Unlimited Cellular Voice

by Colin Berkshire

Colin here.

What is happening to your voice traffic?

I recently was talking with a telcom guy and asked what the trend was for voice traffic. I suspected  our data traffic was declining, but how much?

Getting at these numbers isn’t as easy as it used to be. We no longer bill internally for long distance, so we don’t have the interdepartmental telcom billing program to give us usage reports. (We used to be able to see usage by department, building, region, etc. But now that it isn’t billed we don’t get that stuff.)

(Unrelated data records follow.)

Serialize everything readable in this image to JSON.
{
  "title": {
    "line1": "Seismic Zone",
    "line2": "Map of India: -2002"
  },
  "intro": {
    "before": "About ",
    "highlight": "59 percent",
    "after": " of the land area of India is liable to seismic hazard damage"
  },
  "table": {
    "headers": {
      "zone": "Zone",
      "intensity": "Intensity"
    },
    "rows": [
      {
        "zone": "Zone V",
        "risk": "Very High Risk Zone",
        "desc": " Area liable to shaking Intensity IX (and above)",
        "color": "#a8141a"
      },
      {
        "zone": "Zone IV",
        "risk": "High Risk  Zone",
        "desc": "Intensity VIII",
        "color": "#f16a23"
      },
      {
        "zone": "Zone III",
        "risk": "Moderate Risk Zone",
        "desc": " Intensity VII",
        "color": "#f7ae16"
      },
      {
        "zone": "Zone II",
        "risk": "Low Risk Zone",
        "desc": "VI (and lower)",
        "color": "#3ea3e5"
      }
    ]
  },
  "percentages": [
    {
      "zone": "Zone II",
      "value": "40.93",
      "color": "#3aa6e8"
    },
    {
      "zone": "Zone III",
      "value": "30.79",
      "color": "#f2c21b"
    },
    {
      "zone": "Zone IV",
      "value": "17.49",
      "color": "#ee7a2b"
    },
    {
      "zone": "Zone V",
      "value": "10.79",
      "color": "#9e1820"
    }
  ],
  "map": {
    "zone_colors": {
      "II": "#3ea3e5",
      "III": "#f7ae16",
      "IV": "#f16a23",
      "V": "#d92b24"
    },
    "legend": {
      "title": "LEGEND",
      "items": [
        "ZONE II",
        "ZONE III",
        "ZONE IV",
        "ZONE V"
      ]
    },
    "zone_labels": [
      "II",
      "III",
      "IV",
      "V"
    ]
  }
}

After almost two weeks the telcom guy got back to me. He had gotten somebody in the IT department to randomly sniff packets at the gateway and he took random samples to determine how much was voice and VOIP and how much was other data. I’m not a traffic sniffer expert, but I get the concept that through what they called “stateful packet inspection” they can determine what is going through the gateway. I’m not sure if it gets all the voice enabled messaging apps.

I’m always one to want numbers to be “sanity checked” and when the stats came in they knew they had better check things because the numbers looked funny. The very simple answer was that our voice traffic was way, way down. The total number of calls, the total CCS per station, our monthly billings, the number of minutes of toll-free that we are charged…all of it is way down.

It is very difficult with the level of reporting that our company has to compare traffic this year with 5 or 10 years ago. In part, it is measured differently, in part we have moved a lot of functions around between facilities and countries, and in part we don’t have a lot of the old historical records.

But an educated guess seems to be that our voice traffic seems to be down about 25% to 40% from what it was five years ago. Our headcount isn’t much different. So that would lead me to believe we’re talking less on the phone than we used to.

We don’t have great stats on this one. So I would love to hear what measurements and experiences others are seeing in their organizations. Is this a general trend of voice traffic being in decline?

I guess it makes sense that it would be in decline when the cell phone companies are offering flat-rate unlimited calling packages so willingly. There’s lots of ways to get free voice, and that’s probably the right tactic when consumption is declining.